Tak terhenti pada fase itu saja, saat orang berceloteh memuji sosok mungil yang telah menjadi titah Tuhannya, sosok yang paling berbangga atas kemunculan makhluk polos itu merajut senyum tiada henti. Puji-pujian syukur membahana di relung hati hingga sang khalik pun menaruh hati pada pujangga yang menerima titahnya.
Aku memanggilnya ibu. Dan bukan mama, bunda,emak atau kebanyakan orang memanggil mami. Kata ibu menurutku lebih cocok untuk wanita jawa yang aku banggakan saat ini. Saat ini??! Bukan, jelas bukan saat ini saja.

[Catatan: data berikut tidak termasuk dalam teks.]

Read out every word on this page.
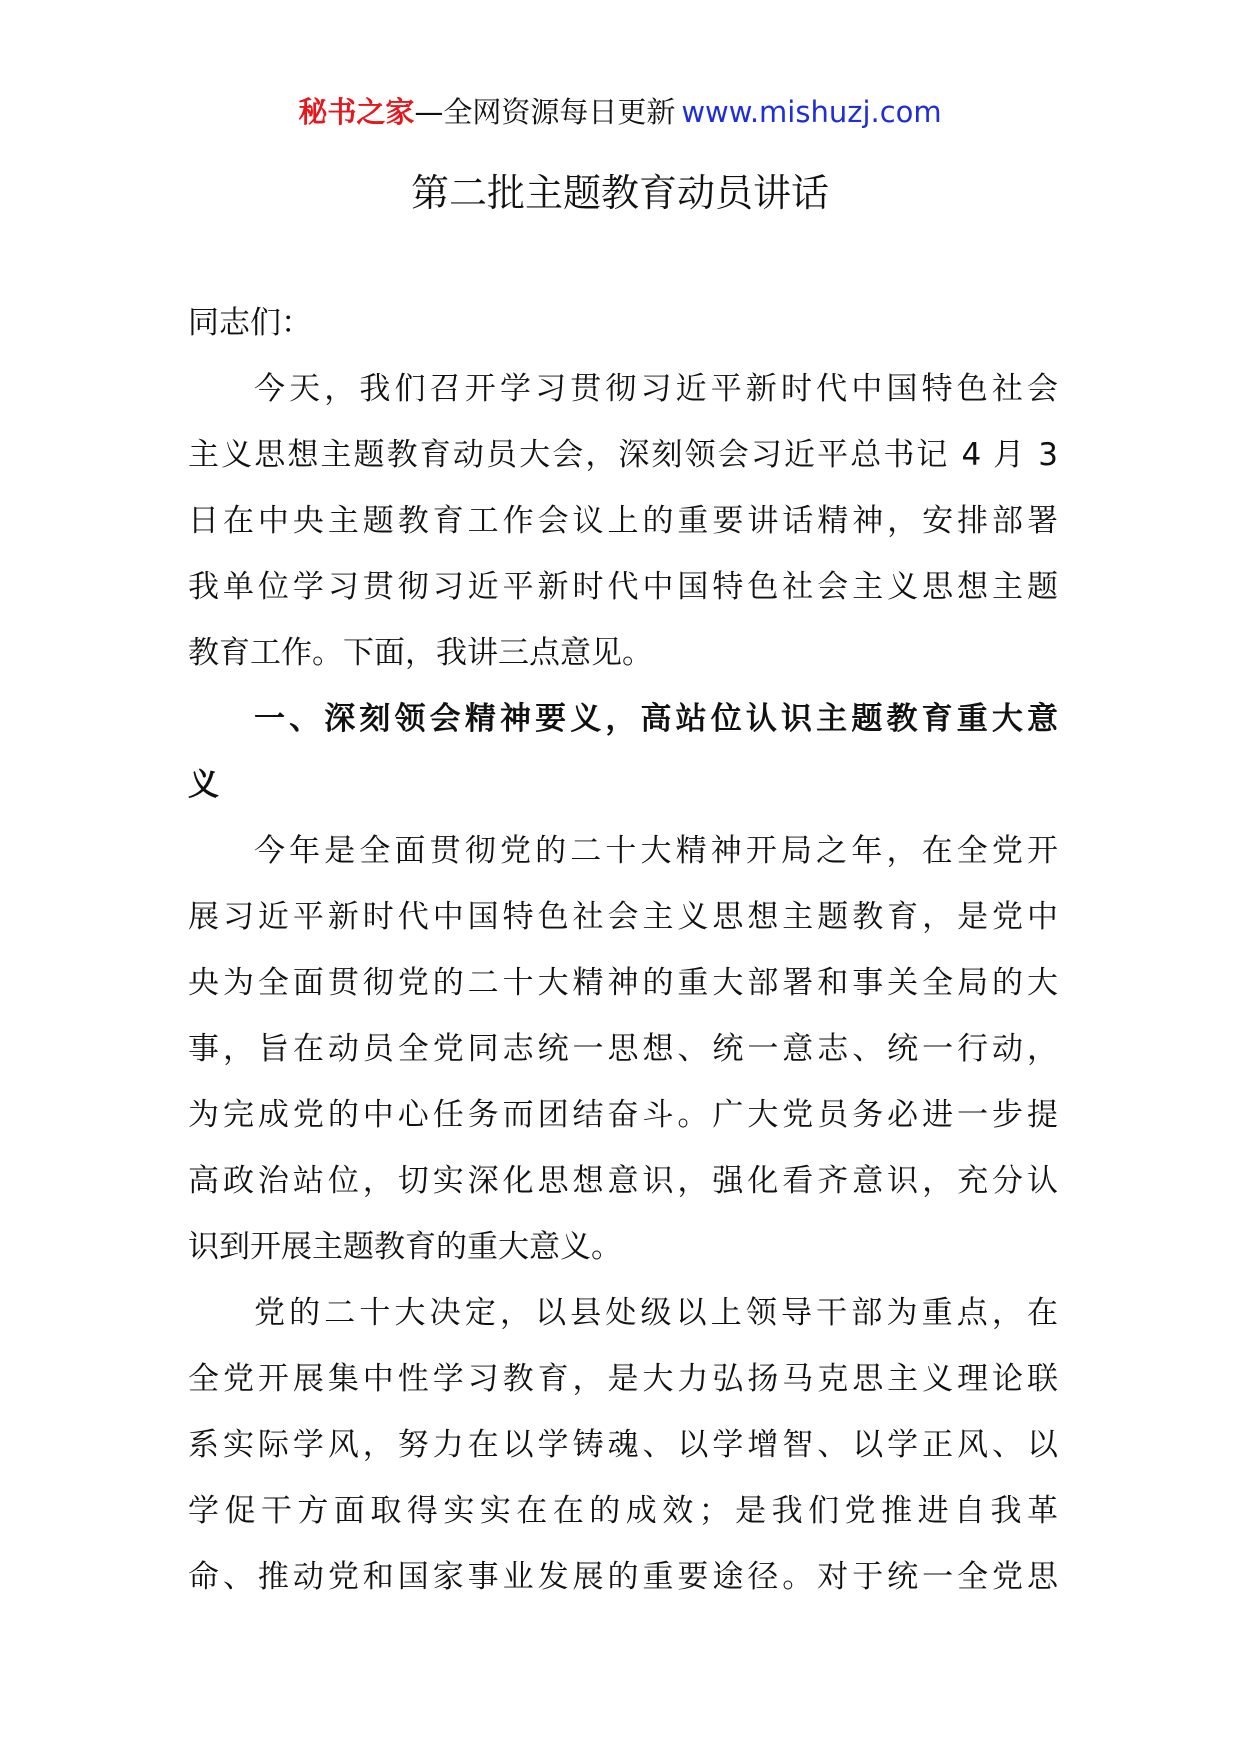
秘书之家—全网资源每日更新 www.mishuzj.com
第二批主题教育动员讲话
同志们：
今天，我们召开学习贯彻习近平新时代中国特色社会
主义思想主题教育动员大会，深刻领会习近平总书记 4 月 3
日在中央主题教育工作会议上的重要讲话精神，安排部署
我单位学习贯彻习近平新时代中国特色社会主义思想主题
教育工作。下面，我讲三点意见。
一、深刻领会精神要义，高站位认识主题教育重大意
义
今年是全面贯彻党的二十大精神开局之年，在全党开
展习近平新时代中国特色社会主义思想主题教育，是党中
央为全面贯彻党的二十大精神的重大部署和事关全局的大
事，旨在动员全党同志统一思想、统一意志、统一行动，
为完成党的中心任务而团结奋斗。广大党员务必进一步提
高政治站位，切实深化思想意识，强化看齐意识，充分认
识到开展主题教育的重大意义。
党的二十大决定，以县处级以上领导干部为重点，在
全党开展集中性学习教育，是大力弘扬马克思主义理论联
系实际学风，努力在以学铸魂、以学增智、以学正风、以
学促干方面取得实实在在的成效；是我们党推进自我革
命、推动党和国家事业发展的重要途径。对于统一全党思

Aku membanggakan ibu jauh sebelum saat ini, hanya aku mengakui bahwa kebanggaan ini semakin membuncah deras, sederas aliran asi yang pernah beliau kasih kepadaku 2 tahun lamanya hingga membuatku terlelap dalam tidur.
Tidak pernah terbayang sebelumnya kalau aku akan membuat diriku terlihat bodoh di depan teman-temanku hanya karena memikirkan ibu. Yah, kangen tepatnya. Rasa ini belum pernah aku rasakan sedemikian hingga sampai aku pun tak mampu berceloteh merespon apa yang mereka tanyakan padaku, hanya aliran air mata yang mampu menjawab dengan sama sekali tidak tuntas. Mereka menyodori selembar tissue yang rasanya tak akan mungkin bisa bekerja sepenuh hati karena tak sanggup menahan rintihan kantung mata. Aku hanya mampu menahan sendiri dan tersenyum, “i’m fine guys. Thanks for ur attention. Wish for, it wasn’t plastics fake”.
Aku menyesali keputusanku. Menyesal dengan tanpa ada daya, hanya menyesal. Keputusan mengapa aku tidak mengenal ibu lebih dekat, lebih dalam dan lebih membanggakan dirinya sebelum pendampingku melewati calon 3.5 tahun ke depan membawaku terbang melewati berbagai rintangan dimana aku akan lebih banyak membutuhkan dukungan. Bukan karena ibu tidak mendukung keputusanku, hanya terkadang hati menuntut membuat pengakuan kalau aku salah. Apatis, aku tak menghiraukan berbagai pengakuan hati yang terus membuntutiku menyalahkan emosi hingga ubun-ubunku menguap yang pastinya hanya akan berujung pada ceramah Tuhan. Aku lebih menghiraukan penyesalanku akan apatisme diri. Mengapa aku tak merasakan ini semua lebih lama jauh sebelum hari ini datang??! Mengapa hanya ada gerutu yang terkadang mewarnai hari-hari dengan ibu saat bersamanya? Mengapa hanya ada kesal dalam hati yang tak aku utarakan dan aku jadikan umpatan dibelakang beliau?! Bodoh sungguh bodoh. Aku merelakan semua orang menghujatku dengan kata-kata “bodoh”, dalam konteks mengenal ibu. Silakan..! karena memang itulah kenyataannya, aku pun menyesal. Ibu ternyata menyimpan sejuta feedback mematikan dan bahkan bilangan numerik pun terlampau jauh pembandingnya. Feedback yang akan dirasakan untuk semua terkasihnya dan mereka pun akan menyesal dengan tatapan letih untuk mengejar sentuhan tangan yang mulai keriput dan berkata, “ i do luv u Mom!!”